From Pirate’s Cove we motored to an anchorage at Boho Bay via Dodd Narrows and from there to Back Eddy Resort, watching the surroundings grow evermore picturesque as we drew closer to the mountains. Initially intending to stop just to get fuel, Back Eddy turned out to be such an attractive place we decided to stay the night. The tiny village of Egmont was a short walk away and the lady who checked us in told us it has the smallest Post Office in Canada so naturally, that had to be checked out. It was a clear and sunny afternoon after the recent rain, and the light was beautiful as we walked around the harbour. As always, the photos don’t quite capture the beauty of the place but they give a good idea.

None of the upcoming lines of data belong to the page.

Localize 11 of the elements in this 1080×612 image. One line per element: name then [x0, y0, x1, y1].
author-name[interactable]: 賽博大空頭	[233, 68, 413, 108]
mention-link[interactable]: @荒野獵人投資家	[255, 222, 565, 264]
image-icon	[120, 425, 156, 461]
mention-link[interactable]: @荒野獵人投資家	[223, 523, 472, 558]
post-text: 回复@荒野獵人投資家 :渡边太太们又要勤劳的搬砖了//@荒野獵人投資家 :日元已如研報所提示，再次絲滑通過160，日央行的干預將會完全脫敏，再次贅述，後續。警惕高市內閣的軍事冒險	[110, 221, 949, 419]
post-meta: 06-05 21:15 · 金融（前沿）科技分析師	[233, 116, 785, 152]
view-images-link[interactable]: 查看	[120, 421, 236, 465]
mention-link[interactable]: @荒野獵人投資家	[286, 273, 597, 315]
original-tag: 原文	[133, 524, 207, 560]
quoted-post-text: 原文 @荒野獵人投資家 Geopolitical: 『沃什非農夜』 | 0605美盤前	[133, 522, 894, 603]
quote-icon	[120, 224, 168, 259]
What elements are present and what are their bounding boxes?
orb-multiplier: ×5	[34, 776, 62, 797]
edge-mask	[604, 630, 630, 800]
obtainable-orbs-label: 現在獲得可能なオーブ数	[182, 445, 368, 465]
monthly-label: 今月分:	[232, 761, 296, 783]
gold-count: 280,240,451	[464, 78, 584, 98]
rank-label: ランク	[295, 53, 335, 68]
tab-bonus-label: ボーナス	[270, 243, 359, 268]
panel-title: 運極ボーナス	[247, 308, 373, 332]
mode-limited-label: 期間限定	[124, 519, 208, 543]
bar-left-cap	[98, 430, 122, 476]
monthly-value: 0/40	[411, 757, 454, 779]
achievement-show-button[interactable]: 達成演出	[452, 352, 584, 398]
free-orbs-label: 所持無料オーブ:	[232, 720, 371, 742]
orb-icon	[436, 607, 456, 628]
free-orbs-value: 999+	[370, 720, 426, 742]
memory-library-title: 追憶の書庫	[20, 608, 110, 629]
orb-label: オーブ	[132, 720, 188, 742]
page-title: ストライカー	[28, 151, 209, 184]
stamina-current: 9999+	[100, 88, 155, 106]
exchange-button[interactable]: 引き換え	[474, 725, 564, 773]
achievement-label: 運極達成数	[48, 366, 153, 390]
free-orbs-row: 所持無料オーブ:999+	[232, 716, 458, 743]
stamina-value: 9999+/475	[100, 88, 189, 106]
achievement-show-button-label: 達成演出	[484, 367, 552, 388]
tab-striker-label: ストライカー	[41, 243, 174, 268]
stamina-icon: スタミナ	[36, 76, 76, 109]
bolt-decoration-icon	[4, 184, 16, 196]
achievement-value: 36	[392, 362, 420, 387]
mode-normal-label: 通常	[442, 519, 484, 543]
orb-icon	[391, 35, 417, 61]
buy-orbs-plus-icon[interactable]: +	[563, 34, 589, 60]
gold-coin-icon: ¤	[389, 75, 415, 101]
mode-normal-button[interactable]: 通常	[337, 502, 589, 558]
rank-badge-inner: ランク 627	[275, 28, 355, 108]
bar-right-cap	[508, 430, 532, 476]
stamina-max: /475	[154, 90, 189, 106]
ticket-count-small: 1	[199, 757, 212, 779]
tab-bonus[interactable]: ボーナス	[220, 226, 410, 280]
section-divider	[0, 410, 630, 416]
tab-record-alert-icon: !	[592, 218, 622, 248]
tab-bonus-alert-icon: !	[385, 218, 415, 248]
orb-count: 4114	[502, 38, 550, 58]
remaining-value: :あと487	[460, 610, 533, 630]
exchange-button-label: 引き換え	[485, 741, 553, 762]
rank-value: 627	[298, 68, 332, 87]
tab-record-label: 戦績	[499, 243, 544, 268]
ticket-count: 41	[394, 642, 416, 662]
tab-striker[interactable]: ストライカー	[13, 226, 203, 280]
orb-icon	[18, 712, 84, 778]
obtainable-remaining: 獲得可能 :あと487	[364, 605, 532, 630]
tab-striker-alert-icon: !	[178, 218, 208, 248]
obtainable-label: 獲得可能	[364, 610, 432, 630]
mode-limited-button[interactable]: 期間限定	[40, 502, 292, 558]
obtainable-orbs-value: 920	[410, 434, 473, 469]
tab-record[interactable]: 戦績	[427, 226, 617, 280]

In the middle of Dodd Narrows
A nice spot to watch sailors passing through the rapids
Sister Midnight at Back Eddy Resort
Egmont
A heron on the pontoon at Egmont
The smallest Post Office in Canada
View from Egmont Village

Paul’s birthday was the next day, but as we planned to be at anchor, we had his birthday meal in the pub/restaurant opposite the pontoon.

Back Eddy Pub/Restaurant

Our journey along the Inside Passage would continue with stops at more destinations with storybook names. We were bound for one which has several claims to be the most beautiful setting of them all: Princess Louisa Inlet.